In May, the WSMA and Washington’s three medical schools — the University of Washington School of Medicine, the Pacific Northwest University of Health Sciences College of Osteopathic Medicine, and the Elson S. Floyd College of Medicine — issued a joint statement expressing support for diversity, equity and inclusion (DEI) efforts in medicine. “These efforts are foundational to increasing health care access, quality of life, and the experience of belonging in our communities, along with striving for the highest attainable standard of health for all,” their statement professed.
However, even they acknowledge that there is growing momentum to push back against these and other similar efforts— now including a bill in Congress that proposes to end federal funding for U.S. medical schools with DEI programs — which “may have consequences for the work we’re doing here in our state.” In the field of medicine, where a health care provider’s competency can make a life-or-death difference, a smarter approach to qualifying medical school admissions is to emphasize strong academic readiness, as our report suggests.

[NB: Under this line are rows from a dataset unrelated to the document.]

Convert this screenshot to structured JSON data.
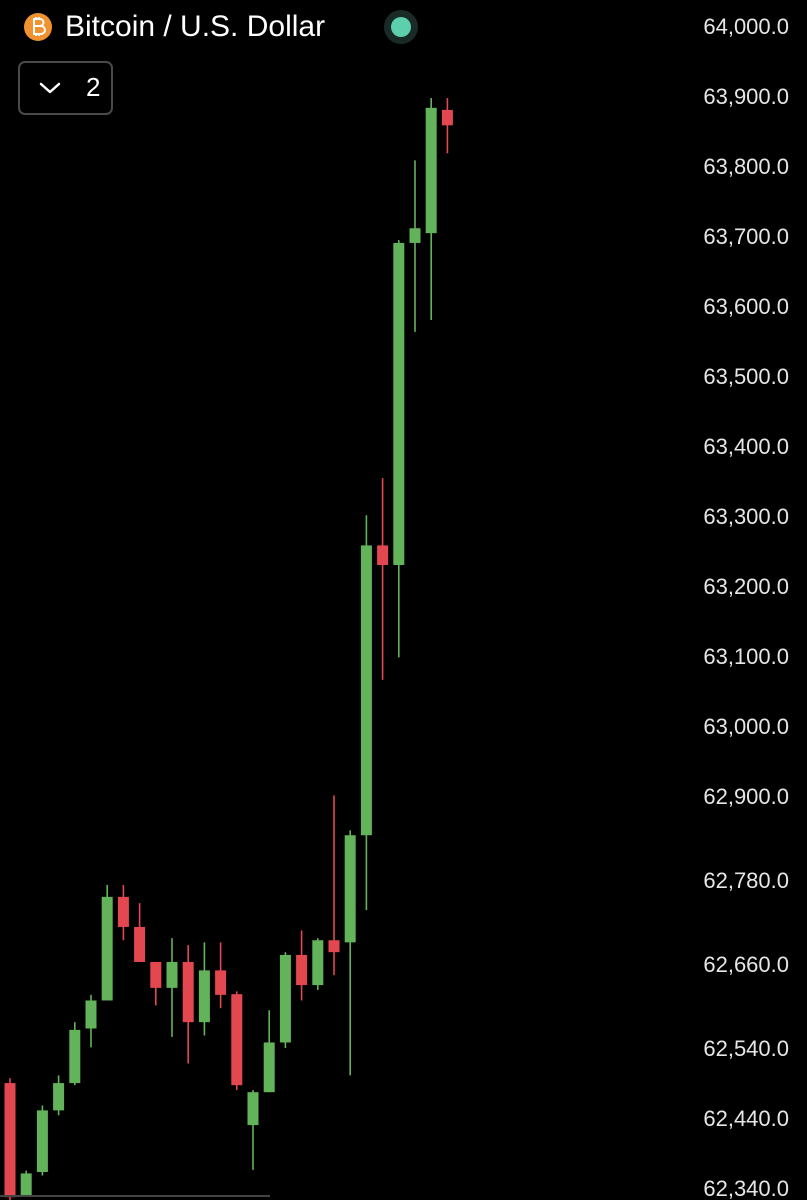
{
  "chart_data": {
    "type": "candlestick",
    "title": "Bitcoin / U.S. Dollar",
    "collapsed_count": 2,
    "up_color": "#62b35a",
    "down_color": "#e3474f",
    "open": [
      62493,
      62333,
      62366,
      62454,
      62493,
      62571,
      62611,
      62759,
      62716,
      62666,
      62629,
      62666,
      62580,
      62654,
      62620,
      62433,
      62480,
      62551,
      62676,
      62633,
      62697,
      62694,
      62847,
      63261,
      63233,
      63693,
      63707,
      63883
    ],
    "high": [
      62500,
      62368,
      62461,
      62504,
      62580,
      62619,
      62776,
      62776,
      62750,
      62666,
      62700,
      62690,
      62694,
      62694,
      62624,
      62483,
      62597,
      62680,
      62711,
      62700,
      62904,
      62854,
      63304,
      63357,
      63697,
      63811,
      63900,
      63900
    ],
    "low": [
      62326,
      62333,
      62361,
      62447,
      62490,
      62544,
      62611,
      62697,
      62666,
      62604,
      62559,
      62521,
      62561,
      62600,
      62483,
      62369,
      62480,
      62543,
      62611,
      62626,
      62647,
      62504,
      62740,
      63069,
      63101,
      63566,
      63583,
      63821
    ],
    "close": [
      62330,
      62364,
      62454,
      62493,
      62569,
      62611,
      62759,
      62716,
      62666,
      62629,
      62666,
      62580,
      62654,
      62619,
      62490,
      62480,
      62551,
      62676,
      62633,
      62697,
      62680,
      62847,
      63261,
      63233,
      63693,
      63714,
      63886,
      63861
    ],
    "ylim": [
      62326,
      64040
    ],
    "yticks": [
      {
        "value": 64000,
        "label": "64,000.0"
      },
      {
        "value": 63900,
        "label": "63,900.0"
      },
      {
        "value": 63800,
        "label": "63,800.0"
      },
      {
        "value": 63700,
        "label": "63,700.0"
      },
      {
        "value": 63600,
        "label": "63,600.0"
      },
      {
        "value": 63500,
        "label": "63,500.0"
      },
      {
        "value": 63400,
        "label": "63,400.0"
      },
      {
        "value": 63300,
        "label": "63,300.0"
      },
      {
        "value": 63200,
        "label": "63,200.0"
      },
      {
        "value": 63100,
        "label": "63,100.0"
      },
      {
        "value": 63000,
        "label": "63,000.0"
      },
      {
        "value": 62900,
        "label": "62,900.0"
      },
      {
        "value": 62780,
        "label": "62,780.0"
      },
      {
        "value": 62660,
        "label": "62,660.0"
      },
      {
        "value": 62540,
        "label": "62,540.0"
      },
      {
        "value": 62440,
        "label": "62,440.0"
      },
      {
        "value": 62340,
        "label": "62,340.0"
      }
    ],
    "grid": false
  }
}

Yet, with its Scholarship and Diversity Advancement Fund, the WSMA Foundation has set a goal of awarding full-tuition scholarships for four years to three students annually, one at each of Washington’s medical schools. It aims to initially secure $2 million to $3 million to endow the fund, and then to increase that fundraising goal to $5 million (in mid-May, it had raised just over $780,000). Criteria for a scholarship is based on obtaining admission to a Washington medical school, meeting the Association of American Medical Colleges’ definition of “underrepresented”. and having a “commitment to advancing health equity.”
According to the foundation, 15 percent of students overall at the three medical schools in Washington are Black/African American/African, Hispanic/Latinx, Pacific Islander/Hawaiian Native, and American Indian/Alaska Native (using data from 2022-2024). Two of the universities offer no full-tuition scholarships; the other offers a few, the foundation says, though it does not explain the demographics of scholarship award recipients.
To emphasize the importance it places on diverse racial representations, the foundation cites a 2022 working paper by the National Bureau of Economic Research, claiming that “patients who share racial characteristics with the physicians treating them demonstrate higher rates of both treatment compliance and personal satisfaction” and that “newborn/physician racial concordance is associated with a significant improvement in mortality for black infants.”
These claims simply do not align with the preponderance of evidentiary scholarship, including the research conducted by fellows at Do No Harm.
While identifying the causes and potential solutions to meaningfully address racial health disparities is a worthy cause, restructuring the provision of healthcare in America along racial lines – based on faulty and misguided information – isn’t the answer. Pursuing this agenda fosters distrust between physicians and patients of different races and doubt among patients and physicians about the qualifications of providers.
We can chart an alternate path – one that promotes wellbeing, confidence in the capacities and preparedness of our medical professionals, and protects patients from profiling that leads to diminished outcomes and increased sociopolitical divide.